Study On The Role Of TMPRSS4 In Recurrence And Metastasis Of Hepatocellular Carcinoma

Objective:The metastasis and recurrence after operation are the important reason of poor prognosis in hepatocellular carcinoma(HCC). So far epithelial mesenchymal transitions (EMTs) play an important role in invasion and metastasis of malignant epithelial tumours, which is related to the occurrence, development, invasion and metastasis of HCC.Transmembrane protease serine 4 (TMPRSS4) is the new subfamily of typeⅡtransmembrane serine protease (TTSPs), which could promote the growth, invasion and metastasis of carcinoma.
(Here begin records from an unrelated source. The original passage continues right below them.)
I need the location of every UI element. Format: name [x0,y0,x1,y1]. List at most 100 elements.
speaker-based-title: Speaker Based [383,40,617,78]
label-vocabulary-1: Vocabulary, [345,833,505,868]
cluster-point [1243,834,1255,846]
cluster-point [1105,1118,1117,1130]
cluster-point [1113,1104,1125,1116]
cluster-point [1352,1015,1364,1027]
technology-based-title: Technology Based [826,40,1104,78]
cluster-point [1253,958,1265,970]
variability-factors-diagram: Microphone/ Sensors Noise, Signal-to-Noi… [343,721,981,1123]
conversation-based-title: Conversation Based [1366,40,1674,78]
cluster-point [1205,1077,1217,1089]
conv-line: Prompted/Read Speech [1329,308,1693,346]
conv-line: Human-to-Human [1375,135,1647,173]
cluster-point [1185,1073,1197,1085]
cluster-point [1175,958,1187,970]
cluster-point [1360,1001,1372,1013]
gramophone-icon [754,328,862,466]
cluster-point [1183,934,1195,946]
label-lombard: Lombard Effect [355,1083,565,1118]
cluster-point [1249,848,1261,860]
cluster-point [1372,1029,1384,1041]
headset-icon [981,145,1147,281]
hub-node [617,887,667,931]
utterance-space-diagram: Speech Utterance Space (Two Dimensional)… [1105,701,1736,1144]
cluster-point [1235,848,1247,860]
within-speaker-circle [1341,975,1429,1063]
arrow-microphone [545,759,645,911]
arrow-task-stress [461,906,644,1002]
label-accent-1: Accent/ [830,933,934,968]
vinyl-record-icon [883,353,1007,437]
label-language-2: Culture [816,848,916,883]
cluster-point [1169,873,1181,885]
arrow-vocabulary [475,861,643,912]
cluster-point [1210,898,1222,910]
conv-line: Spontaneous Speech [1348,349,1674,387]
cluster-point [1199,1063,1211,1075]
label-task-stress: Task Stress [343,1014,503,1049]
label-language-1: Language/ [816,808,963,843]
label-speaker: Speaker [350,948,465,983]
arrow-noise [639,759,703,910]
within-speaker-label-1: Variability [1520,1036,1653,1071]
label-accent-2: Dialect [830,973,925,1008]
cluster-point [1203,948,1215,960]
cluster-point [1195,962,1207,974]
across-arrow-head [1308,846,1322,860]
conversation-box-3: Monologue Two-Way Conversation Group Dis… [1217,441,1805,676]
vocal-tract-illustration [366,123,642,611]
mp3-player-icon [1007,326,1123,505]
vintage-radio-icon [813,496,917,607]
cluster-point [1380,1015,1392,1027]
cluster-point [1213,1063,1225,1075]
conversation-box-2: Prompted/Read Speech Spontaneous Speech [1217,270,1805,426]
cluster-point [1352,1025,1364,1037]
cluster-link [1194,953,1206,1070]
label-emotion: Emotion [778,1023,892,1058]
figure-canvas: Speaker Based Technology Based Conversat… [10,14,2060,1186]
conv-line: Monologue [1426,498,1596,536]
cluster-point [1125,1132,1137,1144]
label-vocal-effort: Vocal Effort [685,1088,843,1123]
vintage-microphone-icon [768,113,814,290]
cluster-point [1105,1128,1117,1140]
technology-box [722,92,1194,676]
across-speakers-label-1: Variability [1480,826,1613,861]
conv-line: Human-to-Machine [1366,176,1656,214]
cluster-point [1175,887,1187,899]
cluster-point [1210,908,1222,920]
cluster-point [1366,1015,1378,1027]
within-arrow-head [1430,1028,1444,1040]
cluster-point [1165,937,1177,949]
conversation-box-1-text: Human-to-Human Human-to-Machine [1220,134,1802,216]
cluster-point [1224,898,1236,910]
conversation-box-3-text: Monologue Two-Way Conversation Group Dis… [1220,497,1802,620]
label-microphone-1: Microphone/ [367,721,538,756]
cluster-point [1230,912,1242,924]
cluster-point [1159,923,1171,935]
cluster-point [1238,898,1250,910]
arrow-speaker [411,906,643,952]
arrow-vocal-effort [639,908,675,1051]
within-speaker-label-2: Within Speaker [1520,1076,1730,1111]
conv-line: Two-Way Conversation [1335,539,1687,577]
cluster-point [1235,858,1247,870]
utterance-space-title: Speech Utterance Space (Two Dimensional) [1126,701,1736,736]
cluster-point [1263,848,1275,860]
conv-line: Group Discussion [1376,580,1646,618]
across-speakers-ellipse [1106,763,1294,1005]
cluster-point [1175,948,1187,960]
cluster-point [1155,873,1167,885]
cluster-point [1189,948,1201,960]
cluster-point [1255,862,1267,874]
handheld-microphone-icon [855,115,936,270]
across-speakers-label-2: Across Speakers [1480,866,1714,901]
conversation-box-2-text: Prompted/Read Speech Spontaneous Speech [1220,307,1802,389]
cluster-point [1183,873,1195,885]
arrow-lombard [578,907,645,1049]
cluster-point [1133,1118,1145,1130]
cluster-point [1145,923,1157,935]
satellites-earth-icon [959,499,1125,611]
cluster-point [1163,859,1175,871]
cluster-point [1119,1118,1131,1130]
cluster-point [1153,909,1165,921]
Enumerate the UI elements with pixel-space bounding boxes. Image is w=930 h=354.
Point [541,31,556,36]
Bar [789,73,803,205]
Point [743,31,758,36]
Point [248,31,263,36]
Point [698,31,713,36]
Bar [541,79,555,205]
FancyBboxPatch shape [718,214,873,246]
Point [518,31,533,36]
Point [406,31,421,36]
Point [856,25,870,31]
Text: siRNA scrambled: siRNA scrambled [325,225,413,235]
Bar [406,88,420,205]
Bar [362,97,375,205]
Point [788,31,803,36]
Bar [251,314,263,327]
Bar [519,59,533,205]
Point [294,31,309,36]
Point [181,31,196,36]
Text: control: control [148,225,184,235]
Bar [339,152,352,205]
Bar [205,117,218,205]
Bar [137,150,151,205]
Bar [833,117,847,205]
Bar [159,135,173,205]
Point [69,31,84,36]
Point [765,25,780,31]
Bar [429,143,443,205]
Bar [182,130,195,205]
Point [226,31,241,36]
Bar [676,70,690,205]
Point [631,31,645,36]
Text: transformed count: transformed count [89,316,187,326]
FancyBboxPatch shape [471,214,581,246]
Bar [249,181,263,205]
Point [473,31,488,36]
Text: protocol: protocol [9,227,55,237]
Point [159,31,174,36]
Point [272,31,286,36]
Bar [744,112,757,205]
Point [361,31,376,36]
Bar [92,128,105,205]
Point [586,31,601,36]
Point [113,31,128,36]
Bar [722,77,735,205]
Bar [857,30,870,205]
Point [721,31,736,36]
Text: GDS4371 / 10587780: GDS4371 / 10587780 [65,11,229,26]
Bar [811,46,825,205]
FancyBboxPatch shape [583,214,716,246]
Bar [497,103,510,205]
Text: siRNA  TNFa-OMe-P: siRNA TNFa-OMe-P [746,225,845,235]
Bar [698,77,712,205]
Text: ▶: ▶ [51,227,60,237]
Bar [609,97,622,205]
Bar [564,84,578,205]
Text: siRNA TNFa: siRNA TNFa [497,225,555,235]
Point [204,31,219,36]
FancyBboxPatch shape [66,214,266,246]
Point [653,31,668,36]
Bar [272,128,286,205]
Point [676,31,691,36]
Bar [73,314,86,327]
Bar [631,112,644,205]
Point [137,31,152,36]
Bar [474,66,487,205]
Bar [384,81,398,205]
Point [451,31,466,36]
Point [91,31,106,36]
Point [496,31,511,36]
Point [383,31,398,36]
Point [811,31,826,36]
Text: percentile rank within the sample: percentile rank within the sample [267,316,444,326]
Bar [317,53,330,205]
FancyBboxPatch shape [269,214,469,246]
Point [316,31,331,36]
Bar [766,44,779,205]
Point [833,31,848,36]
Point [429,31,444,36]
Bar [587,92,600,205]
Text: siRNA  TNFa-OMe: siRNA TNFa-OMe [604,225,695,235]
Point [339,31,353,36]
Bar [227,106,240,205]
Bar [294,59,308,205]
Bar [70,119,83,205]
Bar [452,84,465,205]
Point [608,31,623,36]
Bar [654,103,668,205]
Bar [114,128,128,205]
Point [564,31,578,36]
However, whether TMPRSS4 could be expressed in HCC and whether it has effects on recurrence and metastasis of HCC are not known well.Our present study was to observe the effects on the expression of E-cadherin, Vimentin and Snail caused by overexpression of TMPRSS4. E-cadherin and Vimentin are hallmarks of epithelial-mesenchyal transition (EMT), so we could find out the role of TMPRSS4 in recurrence and metastasis of HCC.Methods:(1) To construct HCC cell line with TMPRSS4 overexpression transfected by lent virus or GFP.(2) Three groups of BEL-7402 were divided, that is groupⅠ(BEL-7402), groupⅡ(lent virus negative control in BEL-7402), and groupⅢ(TMPRSS4 overexpression in BEL-7402).(3) The cell proliferation affected by TMPRSS4 overexpression was examined by CCK8 assay; to detect the mRNA and protein expression of E-cadherin, Vimentin and Snail in different groups of BEL-7402 by means of RT-PCR and Western Blot.Results:TMPRSS4 overexpression in BEL-7402 could be transfected successfully and then cell line expressed stably could be chosen. Compared with BEL-7402, the cell proliferation had no difference by TMPRSS4 overexpression remarkably. Meanwhile, the mRNA and protein expression of Vimentin and Snail were elevated remarkably in groupⅠ. On the contrary, the mRNA and protein expression of E-cadherin was suppressed obviously. Compared with BEL-7402, the group 2 that was BEL-7402 transfected with GFP had no difference on the expression of Vimentin, Snail and E-cadherin.Conclusions:(1) TMPRSS4 overexpression could accelerate the expression of Vimentin and Snail, at the same time, it could suppress the expression of E-cadherin.(2) This study implies that TMPRSS4 overexpression has the important role on the occurrence of EMT and the invasion, metastasis and progression of HCC, which could be as the new target of HCC therapy.